"Les Aventurières du Sinaï", les soeurs Smith à la recherche des Évangiles disparus

La Perfide Albion a je ne sais quoi dans son air qui accouche de femmes extraordinaires. Janet Soskice, jolie blonde, professeur de théologie philosophique à Cambridge, docteur, a exhumé deux d’entre elles…

Un début de vie singulier

Agnès et Margaret Smith sont des jumelles écossaises nées en 1848. Elles sont les filles d’un avoué. Leur mère meurt à leur naissance et leur père décide de leur consacrer sa vie. Les petites n’ont que lui comme famille et leur existence sera singulière ;  Isolée à cent kilomètres au sud de Glasgow, à Irvine, six mille habitants… Elles ne sont pas enfermées dans le moule féminin qui domine leur environnement. Leur père encourage leur goût pour les langues étrangères et les voyages (penchant stimulé notamment par les récits bibliques de l’Ancien Testament).

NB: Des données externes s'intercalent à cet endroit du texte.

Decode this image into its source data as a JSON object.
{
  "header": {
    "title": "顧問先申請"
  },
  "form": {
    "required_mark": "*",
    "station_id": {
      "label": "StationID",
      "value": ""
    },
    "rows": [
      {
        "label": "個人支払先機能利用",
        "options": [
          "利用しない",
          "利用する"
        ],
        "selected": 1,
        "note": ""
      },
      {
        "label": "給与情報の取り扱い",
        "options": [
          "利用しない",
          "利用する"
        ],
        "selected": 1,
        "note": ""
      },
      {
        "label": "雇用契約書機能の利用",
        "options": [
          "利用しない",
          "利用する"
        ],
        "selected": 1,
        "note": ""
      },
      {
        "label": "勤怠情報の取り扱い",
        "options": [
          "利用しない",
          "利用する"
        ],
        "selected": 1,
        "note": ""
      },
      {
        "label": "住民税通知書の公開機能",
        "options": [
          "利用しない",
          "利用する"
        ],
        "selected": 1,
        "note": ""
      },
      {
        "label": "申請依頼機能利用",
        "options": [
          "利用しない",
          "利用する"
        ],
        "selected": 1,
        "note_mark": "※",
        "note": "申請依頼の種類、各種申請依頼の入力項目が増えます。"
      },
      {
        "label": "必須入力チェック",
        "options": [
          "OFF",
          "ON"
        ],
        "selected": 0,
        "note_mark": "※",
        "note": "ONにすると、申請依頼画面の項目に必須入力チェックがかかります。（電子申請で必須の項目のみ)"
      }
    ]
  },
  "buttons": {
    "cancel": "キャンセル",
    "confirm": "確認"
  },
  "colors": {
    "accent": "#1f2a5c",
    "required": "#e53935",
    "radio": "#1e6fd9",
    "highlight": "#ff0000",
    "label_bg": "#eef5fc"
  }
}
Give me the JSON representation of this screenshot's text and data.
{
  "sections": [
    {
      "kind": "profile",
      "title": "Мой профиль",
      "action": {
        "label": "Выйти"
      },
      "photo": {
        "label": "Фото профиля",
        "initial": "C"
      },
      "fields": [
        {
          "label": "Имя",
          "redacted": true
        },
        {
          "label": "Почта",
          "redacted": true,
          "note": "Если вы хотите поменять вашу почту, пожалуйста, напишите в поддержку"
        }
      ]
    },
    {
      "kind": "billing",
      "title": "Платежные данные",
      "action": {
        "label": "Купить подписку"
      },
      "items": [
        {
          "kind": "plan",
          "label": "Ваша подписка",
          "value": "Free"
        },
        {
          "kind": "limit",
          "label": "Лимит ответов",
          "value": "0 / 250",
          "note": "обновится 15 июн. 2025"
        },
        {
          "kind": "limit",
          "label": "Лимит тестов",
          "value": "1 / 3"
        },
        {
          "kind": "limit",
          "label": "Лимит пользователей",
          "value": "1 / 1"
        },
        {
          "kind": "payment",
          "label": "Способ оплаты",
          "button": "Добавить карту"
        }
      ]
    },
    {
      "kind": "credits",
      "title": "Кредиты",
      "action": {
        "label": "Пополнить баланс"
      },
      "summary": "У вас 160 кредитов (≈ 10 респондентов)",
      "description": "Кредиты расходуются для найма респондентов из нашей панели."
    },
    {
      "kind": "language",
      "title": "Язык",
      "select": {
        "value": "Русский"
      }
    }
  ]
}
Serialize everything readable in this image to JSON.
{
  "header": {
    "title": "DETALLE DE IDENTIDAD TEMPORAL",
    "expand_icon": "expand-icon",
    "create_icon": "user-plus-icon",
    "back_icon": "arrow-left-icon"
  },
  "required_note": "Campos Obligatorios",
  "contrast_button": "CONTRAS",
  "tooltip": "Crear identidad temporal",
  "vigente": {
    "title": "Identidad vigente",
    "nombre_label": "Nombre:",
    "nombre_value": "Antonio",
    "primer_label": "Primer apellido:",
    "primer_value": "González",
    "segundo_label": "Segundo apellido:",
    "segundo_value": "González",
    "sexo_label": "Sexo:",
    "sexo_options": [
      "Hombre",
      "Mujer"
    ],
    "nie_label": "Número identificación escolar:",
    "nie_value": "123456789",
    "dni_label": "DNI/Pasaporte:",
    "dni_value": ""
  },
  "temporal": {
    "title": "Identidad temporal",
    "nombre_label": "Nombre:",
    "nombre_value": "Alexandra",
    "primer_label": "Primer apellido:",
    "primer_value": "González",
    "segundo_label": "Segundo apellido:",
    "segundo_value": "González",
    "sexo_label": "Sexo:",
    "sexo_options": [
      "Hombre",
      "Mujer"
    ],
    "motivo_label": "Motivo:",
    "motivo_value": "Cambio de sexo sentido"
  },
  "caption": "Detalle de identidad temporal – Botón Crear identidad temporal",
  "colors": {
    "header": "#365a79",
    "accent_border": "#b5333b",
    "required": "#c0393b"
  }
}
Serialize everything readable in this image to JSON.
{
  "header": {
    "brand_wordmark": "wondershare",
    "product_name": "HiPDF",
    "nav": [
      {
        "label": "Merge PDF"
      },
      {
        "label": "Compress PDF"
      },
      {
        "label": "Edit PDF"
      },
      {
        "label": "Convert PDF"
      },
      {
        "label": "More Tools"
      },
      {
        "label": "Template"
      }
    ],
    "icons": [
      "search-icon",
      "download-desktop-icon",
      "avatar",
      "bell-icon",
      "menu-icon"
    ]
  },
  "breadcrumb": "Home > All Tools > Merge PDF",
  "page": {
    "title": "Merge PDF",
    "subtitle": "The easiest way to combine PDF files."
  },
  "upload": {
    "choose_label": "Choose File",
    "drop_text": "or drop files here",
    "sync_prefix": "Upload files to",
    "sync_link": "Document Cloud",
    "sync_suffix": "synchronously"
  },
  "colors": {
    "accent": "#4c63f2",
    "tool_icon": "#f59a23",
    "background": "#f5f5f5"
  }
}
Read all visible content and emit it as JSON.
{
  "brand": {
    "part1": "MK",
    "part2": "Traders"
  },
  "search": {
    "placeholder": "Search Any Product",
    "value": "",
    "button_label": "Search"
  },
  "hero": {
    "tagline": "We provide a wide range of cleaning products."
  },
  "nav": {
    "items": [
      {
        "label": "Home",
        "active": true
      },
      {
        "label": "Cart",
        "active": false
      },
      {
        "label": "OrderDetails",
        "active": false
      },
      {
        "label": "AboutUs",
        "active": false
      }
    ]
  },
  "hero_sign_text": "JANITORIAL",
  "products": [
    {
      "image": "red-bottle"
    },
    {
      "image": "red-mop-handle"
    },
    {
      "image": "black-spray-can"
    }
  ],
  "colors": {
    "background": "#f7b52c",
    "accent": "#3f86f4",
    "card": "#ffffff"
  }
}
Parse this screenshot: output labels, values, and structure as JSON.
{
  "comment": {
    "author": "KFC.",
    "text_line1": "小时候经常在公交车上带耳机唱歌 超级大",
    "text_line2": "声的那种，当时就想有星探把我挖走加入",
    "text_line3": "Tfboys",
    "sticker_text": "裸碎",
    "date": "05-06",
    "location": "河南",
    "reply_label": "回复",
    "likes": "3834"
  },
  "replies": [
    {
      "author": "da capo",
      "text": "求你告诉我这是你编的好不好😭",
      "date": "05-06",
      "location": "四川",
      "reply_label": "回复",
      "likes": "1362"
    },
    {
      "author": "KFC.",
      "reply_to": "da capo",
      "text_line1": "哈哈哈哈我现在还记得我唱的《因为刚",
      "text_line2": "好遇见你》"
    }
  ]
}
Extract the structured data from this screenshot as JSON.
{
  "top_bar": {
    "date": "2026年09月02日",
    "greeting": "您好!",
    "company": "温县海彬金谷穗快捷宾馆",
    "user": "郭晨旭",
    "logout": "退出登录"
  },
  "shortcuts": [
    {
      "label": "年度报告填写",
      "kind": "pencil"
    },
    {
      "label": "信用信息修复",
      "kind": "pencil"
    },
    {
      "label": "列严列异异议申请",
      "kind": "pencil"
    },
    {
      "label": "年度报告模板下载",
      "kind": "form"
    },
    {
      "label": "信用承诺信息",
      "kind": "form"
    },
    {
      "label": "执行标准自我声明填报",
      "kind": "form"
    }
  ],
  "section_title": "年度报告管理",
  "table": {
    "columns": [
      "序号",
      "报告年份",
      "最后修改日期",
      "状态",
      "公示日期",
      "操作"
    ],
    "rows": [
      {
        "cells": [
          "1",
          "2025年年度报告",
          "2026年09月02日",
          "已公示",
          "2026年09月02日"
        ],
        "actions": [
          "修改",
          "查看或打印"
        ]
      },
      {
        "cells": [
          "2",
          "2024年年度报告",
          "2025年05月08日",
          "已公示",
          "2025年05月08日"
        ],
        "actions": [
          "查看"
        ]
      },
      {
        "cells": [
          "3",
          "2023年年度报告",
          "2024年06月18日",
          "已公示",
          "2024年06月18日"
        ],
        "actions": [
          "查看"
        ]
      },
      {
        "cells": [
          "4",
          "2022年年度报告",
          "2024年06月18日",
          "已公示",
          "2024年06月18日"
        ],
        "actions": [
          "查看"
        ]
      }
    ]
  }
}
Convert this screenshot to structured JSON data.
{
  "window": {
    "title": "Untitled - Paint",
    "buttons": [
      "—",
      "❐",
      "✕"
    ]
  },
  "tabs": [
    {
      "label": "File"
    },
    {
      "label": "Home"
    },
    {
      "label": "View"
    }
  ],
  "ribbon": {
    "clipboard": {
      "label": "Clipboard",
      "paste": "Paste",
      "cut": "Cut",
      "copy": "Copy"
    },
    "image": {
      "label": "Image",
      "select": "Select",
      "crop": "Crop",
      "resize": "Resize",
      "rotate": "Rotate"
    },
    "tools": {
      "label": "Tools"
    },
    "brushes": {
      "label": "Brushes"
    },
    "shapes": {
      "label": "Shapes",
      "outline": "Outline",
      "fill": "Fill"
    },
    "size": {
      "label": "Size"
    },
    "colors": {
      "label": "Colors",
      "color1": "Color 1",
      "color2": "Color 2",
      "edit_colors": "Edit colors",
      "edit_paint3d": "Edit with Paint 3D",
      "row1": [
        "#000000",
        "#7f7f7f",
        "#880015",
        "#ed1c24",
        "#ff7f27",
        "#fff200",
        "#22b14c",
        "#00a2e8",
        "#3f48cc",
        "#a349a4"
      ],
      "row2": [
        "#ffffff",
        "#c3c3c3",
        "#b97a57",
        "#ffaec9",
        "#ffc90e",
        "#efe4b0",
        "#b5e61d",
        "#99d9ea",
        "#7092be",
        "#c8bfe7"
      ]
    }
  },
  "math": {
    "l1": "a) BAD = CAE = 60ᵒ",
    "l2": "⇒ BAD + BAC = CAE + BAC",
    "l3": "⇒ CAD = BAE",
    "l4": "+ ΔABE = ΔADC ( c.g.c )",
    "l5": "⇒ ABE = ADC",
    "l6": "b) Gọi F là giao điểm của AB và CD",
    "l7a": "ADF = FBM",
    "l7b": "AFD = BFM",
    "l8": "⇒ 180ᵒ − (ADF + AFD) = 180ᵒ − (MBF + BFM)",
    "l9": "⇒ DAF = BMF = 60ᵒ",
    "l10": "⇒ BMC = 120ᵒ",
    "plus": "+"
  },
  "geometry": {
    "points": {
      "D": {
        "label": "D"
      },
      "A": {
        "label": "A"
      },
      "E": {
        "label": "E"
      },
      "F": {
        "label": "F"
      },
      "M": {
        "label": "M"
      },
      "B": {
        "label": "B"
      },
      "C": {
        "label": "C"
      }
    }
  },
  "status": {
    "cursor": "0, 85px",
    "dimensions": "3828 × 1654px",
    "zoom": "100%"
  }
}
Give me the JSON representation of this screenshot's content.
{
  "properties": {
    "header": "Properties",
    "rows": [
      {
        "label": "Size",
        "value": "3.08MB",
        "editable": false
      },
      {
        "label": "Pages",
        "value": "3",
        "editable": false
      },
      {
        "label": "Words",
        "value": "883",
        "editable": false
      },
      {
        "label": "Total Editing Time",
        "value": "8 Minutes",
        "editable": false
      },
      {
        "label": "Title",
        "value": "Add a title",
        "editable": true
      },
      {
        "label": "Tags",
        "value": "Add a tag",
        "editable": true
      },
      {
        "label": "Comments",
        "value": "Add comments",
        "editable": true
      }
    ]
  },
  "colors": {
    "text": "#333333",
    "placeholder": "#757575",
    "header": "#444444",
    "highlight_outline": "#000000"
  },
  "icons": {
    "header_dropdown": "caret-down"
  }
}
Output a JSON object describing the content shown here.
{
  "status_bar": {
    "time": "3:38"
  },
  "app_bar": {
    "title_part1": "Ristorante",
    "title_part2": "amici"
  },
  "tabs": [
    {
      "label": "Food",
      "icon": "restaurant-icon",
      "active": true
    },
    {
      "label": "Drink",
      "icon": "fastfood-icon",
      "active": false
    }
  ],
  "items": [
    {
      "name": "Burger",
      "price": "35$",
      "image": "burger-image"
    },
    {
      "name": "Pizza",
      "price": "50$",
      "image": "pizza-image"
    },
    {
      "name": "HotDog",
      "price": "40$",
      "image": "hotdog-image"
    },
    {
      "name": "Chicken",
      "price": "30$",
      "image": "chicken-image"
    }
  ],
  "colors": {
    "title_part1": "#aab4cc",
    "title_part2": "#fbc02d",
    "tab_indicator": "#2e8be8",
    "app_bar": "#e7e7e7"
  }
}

À 23 ans, Agnès et Margaret sont orphelines mais l’héritage d’un oncle les laisse à l’abri du besoin. 

De tête bien pleine… À mollet tendu

L’époque est passionnée par les recherches bibliques. La plus ancienne version connue de la Bible, incomplète, date du Ive siècle et est jalousement gardée, au Vatican. En 1840, on compte un millier de manuscrits disséminés un peu partout. Constantin von Tischendorf (1815-1874), docteur en philosophie, convaincu, tout comme Erasme en son temps, de l’aspect incomplet du texte du Nouveau Testament, part à la chasse des manuscrits. Au monastère Sainte Catherine, dans la presqu’île du Sinaï, il découvre Une Bible en grec du Ive siècle. Sa découverte lui vaut une telle notoriété qu’il est reçu par le pape. Les deux sœurs, passionnées par la question, se lancent dans l’étude des langues antiques et entreprennent de voyager en Egypte. Leur premier voyage les initie aux particularités locales, notamment les inconvénients des interprètes malhonnêtes…  Elles ne sont pas prêtes.  Toutes les deux se marient mais ne portent pas bonheur à leurs conjoints respectifs qui meurent après trois et quatre ans d’union.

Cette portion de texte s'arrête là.